Thursday, July 19, 2012

Ps. 55.6-8 (the dream of despair)

So I say
“Oh that I / had wings / like a dove!
I could / fly away / and be at rest.
Indeed / I could flee / faraway
and live / in the wilderness;
I could hurry / to a shelter / for myself
from the wind / of a furious storm.” 

From the nightmare the psalmist turns to a dream, and from the reality of an invading dread, he turns to the imaginative flight from his distress. These are intimately related: the force of the dread gives birth to this almost achingly beautiful vision of winged freedom. As intensely real is his current situation is the illusion of freedom he now indulges in. This is the dream of despair. And it is terrible. The contrast is marked.
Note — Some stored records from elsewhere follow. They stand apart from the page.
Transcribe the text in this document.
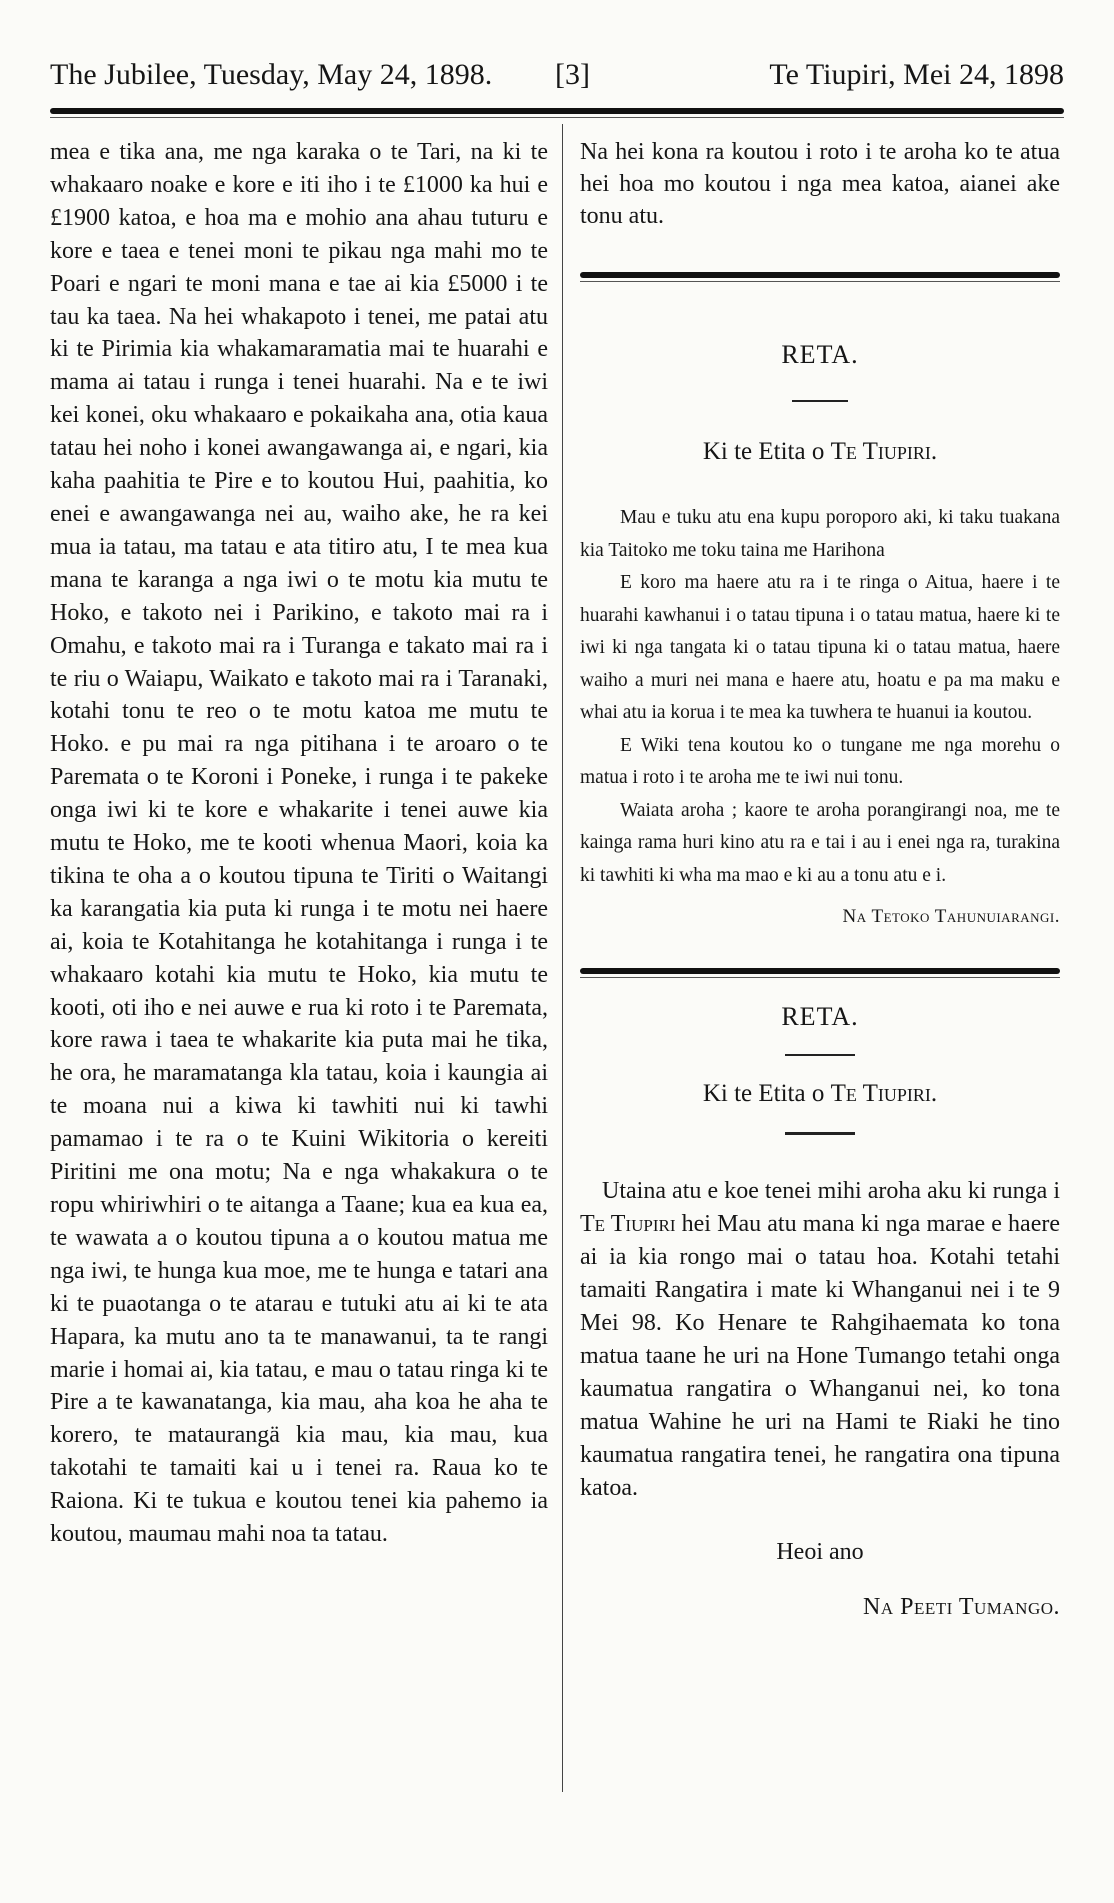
The Jubilee, Tuesday, May 24, 1898. [3]	Te Tiupiri, Mei 24, 1898
mea e tika ana, me nga karaka o te Tari, na ki te whakaaro noake e kore e iti iho i te £1000 ka hui e £1900 katoa, e hoa ma e mohio ana ahau tuturu e kore e taea e tenei moni te pikau nga mahi mo te Poari e ngari te moni mana e tae ai kia £5000 i te tau ka taea. Na hei whakapoto i tenei, me patai atu ki te Pirimia kia whakamaramatia mai te huarahi e mama ai tatau i runga i tenei huarahi. Na e te iwi kei konei, oku whakaaro e pokaikaha ana, otia kaua tatau hei noho i konei awangawanga ai, e ngari, kia kaha paahitia te Pire e to koutou Hui, paahitia, ko enei e awangawanga nei au, waiho ake, he ra kei mua ia tatau, ma tatau e ata titiro atu, I te mea kua mana te karanga a nga iwi o te motu kia mutu te Hoko, e takoto nei i Parikino, e takoto mai ra i Omahu, e takoto mai ra i Turanga e takato mai ra i te riu o Waiapu, Waikato e takoto mai ra i Taranaki, kotahi tonu te reo o te motu katoa me mutu te Hoko. e pu mai ra nga pitihana i te aroaro o te Paremata o te Koroni i Poneke, i runga i te pakeke onga iwi ki te kore e whakarite i tenei auwe kia mutu te Hoko, me te kooti whenua Maori, koia ka tikina te oha a o koutou tipuna te Tiriti o Waitangi ka karangatia kia puta ki runga i te motu nei haere ai, koia te Kotahitanga he kotahitanga i runga i te whakaaro kotahi kia mutu te Hoko, kia mutu te kooti, oti iho e nei auwe e rua ki roto i te Paremata, kore rawa i taea te whakarite kia puta mai he tika, he ora, he maramatanga kla tatau, koia i kaungia ai te moana nui a kiwa ki tawhiti nui ki tawhi pamamao i te ra o te Kuini Wikitoria o kereiti Piritini me ona motu; Na e nga whakakura o te ropu whiriwhiri o te aitanga a Taane; kua ea kua ea, te wawata a o koutou tipuna a o koutou matua me nga iwi, te hunga kua moe, me te hunga e tatari ana ki te puaotanga o te atarau e tutuki atu ai ki te ata Hapara, ka mutu ano ta te manawanui, ta te rangi marie i homai ai, kia tatau, e mau o tatau ringa ki te Pire a te kawanatanga, kia mau, aha koa he aha te korero, te mataurangä kia mau, kia mau, kua takotahi te tamaiti kai u i tenei ra. Raua ko te Raiona. Ki te tukua e koutou tenei kia pahemo ia koutou, maumau mahi noa ta tatau.

Na hei kona ra koutou i roto i te aroha ko te atua hei hoa mo koutou i nga mea katoa, aianei ake tonu atu.

RETA.
Ki te Etita o Te Tiupiri.

Mau e tuku atu ena kupu poroporo aki, ki taku tuakana kia Taitoko me toku taina me Harihona

E koro ma haere atu ra i te ringa o Aitua, haere i te huarahi kawhanui i o tatau tipuna i o tatau matua, haere ki te iwi ki nga tangata ki o tatau tipuna ki o tatau matua, haere waiho a muri nei mana e haere atu, hoatu e pa ma maku e whai atu ia korua i te mea ka tuwhera te huanui ia koutou.

E Wiki tena koutou ko o tungane me nga morehu o matua i roto i te aroha me te iwi nui tonu.

Waiata aroha ; kaore te aroha porangirangi noa, me te kainga rama huri kino atu ra e tai i au i enei nga ra, turakina ki tawhiti ki wha ma mao e ki au a tonu atu e i.

Na Tetoko Tahunuiarangi.
RETA.
Ki te Etita o Te Tiupiri.
Utaina atu e koe tenei mihi aroha aku ki runga i Te Tiupiri hei Mau atu mana ki nga marae e haere ai ia kia rongo mai o tatau hoa. Kotahi tetahi tamaiti Rangatira i mate ki Whanganui nei i te 9 Mei 98. Ko Henare te Rahgihaemata ko tona matua taane he uri na Hone Tumango tetahi onga kaumatua rangatira o Whanganui nei, ko tona matua Wahine he uri na Hami te Riaki he tino kaumatua rangatira tenei, he rangatira ona tipuna katoa.
Heoi ano
Na Peeti Tumango.
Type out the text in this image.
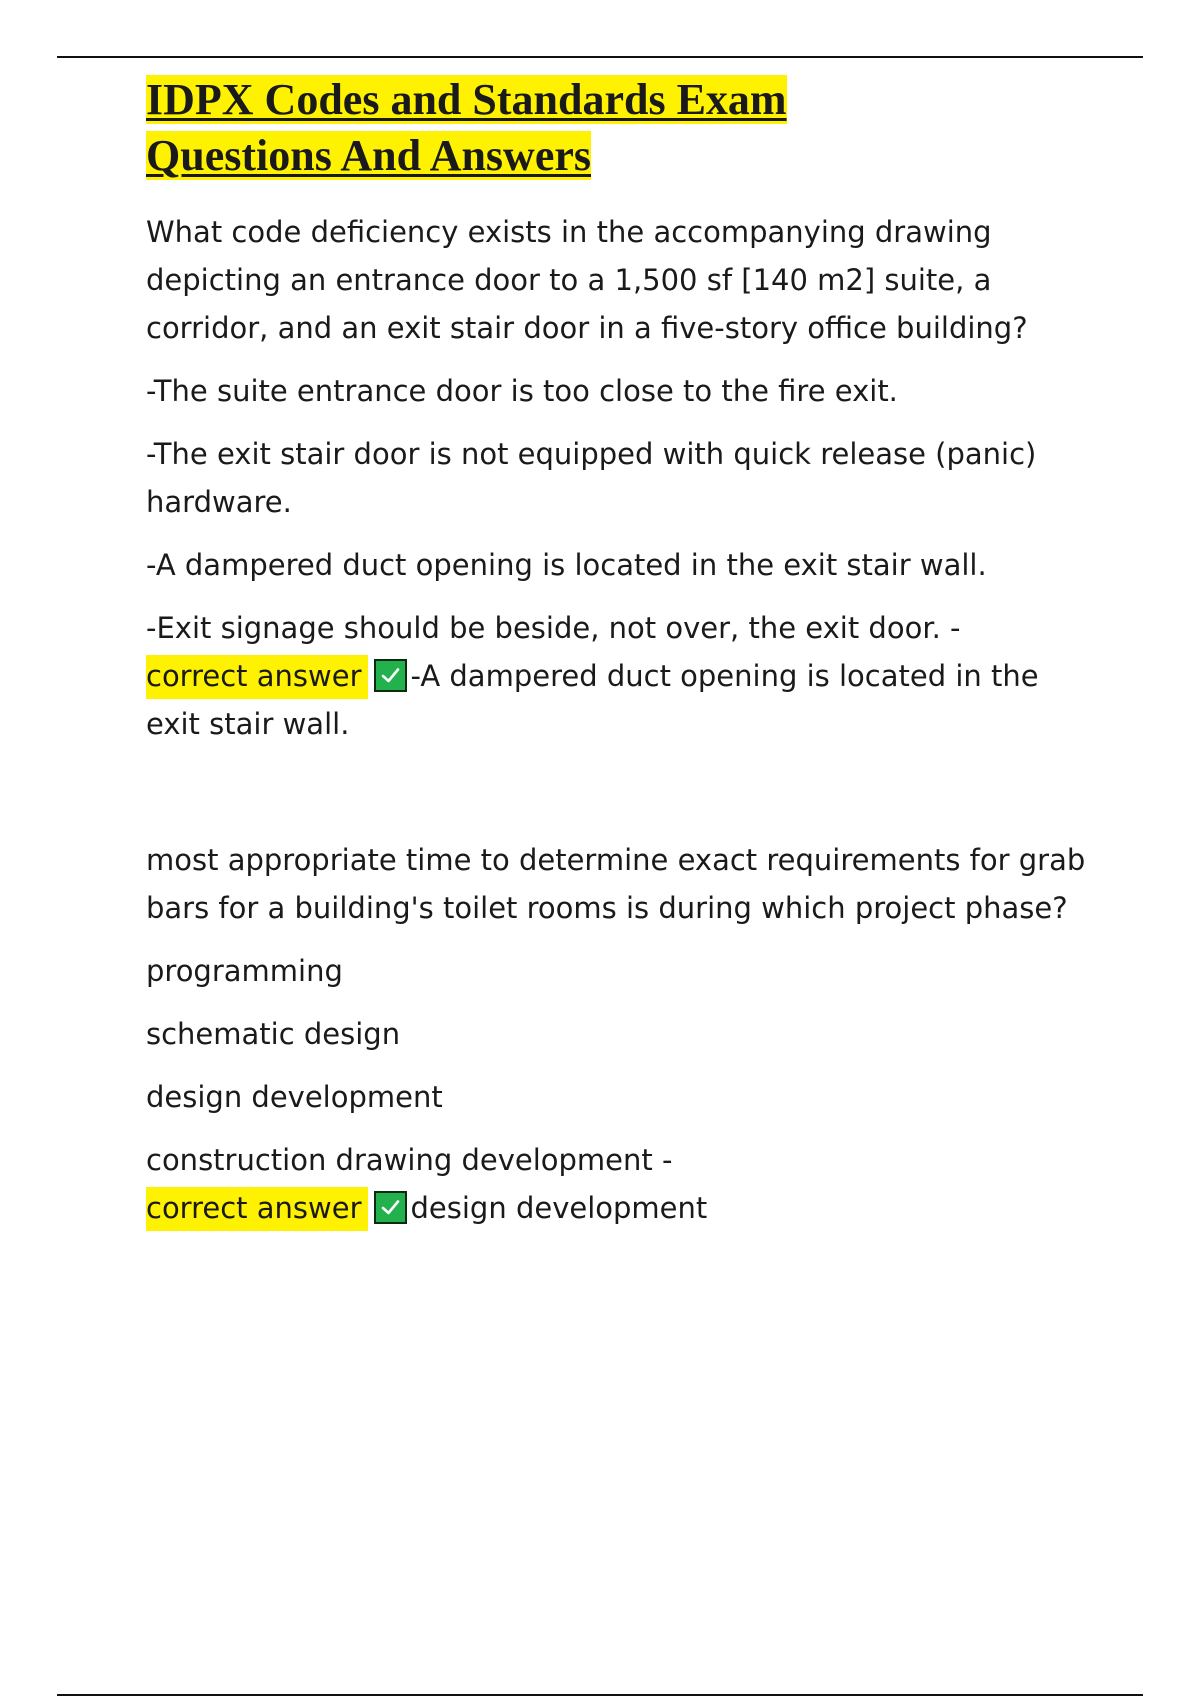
IDPX Codes and Standards Exam
Questions And Answers

What code deficiency exists in the accompanying drawing depicting an entrance door to a 1,500 sf [140 m2] suite, a corridor, and an exit stair door in a five-story office building?

-The suite entrance door is too close to the fire exit.

-The exit stair door is not equipped with quick release (panic) hardware.

-A dampered duct opening is located in the exit stair wall.

-Exit signage should be beside, not over, the exit door. -
correct answer -A dampered duct opening is located in the exit stair wall.

most appropriate time to determine exact requirements for grab bars for a building's toilet rooms is during which project phase?

programming

schematic design

design development

construction drawing development -
correct answer design development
The lines can read: “horror overwhelms me…Oh that I had wings of a dove!”. From the sense of being crushed beneath the weight of the evil “moved onto him” (vs. 3), the psalmist envisions himself becoming as small and agile as a dove. He simply soars out from the midst of chaos. The prefacing of the dream by “If” and the repetition of “I could…” drives home the impossibility of his dream: “If I had wings…I could fly away…I could flee faraway…I could hurry to shelter”. What he is striving for also reveals the ache: “rest…wilderness…shelter”. These goals stand in total contrast to what has ‘invaded’, ‘overwhelmed’ and ‘fallen upon him’: “terror of death…fear and trembling…horror” (vs. 4-5). One detail that should be pointed out is his desire to “live in the wilderness”. This geographical designation is important for what emerges in the next section. There, we will see that the psalmist vision of the city he is now living in is one of complete infestation by wickedness. Indeed, it ‘patrols the walls’. For him to seek solace in the ‘wilderness’ then stands in marked contrast to where he now lives. The wilderness is that borderland between complete desert and the city. Along the spectrum of human habitation, it stands in the middle but is in almost opposition to city, or urban, life. It is the place where shepherds tend their flock. This is not, however, a ‘romantic bucolic’ dream. Again, it is the fact that the city is infested that he seeks this escape. One final note: just as impossible is this dream will be the reality that comes crashing down in the next verse. This dream, in other words, is a hiatus, a brief interruption. Once the dream fades, its counterpart of total violence and destruction begins.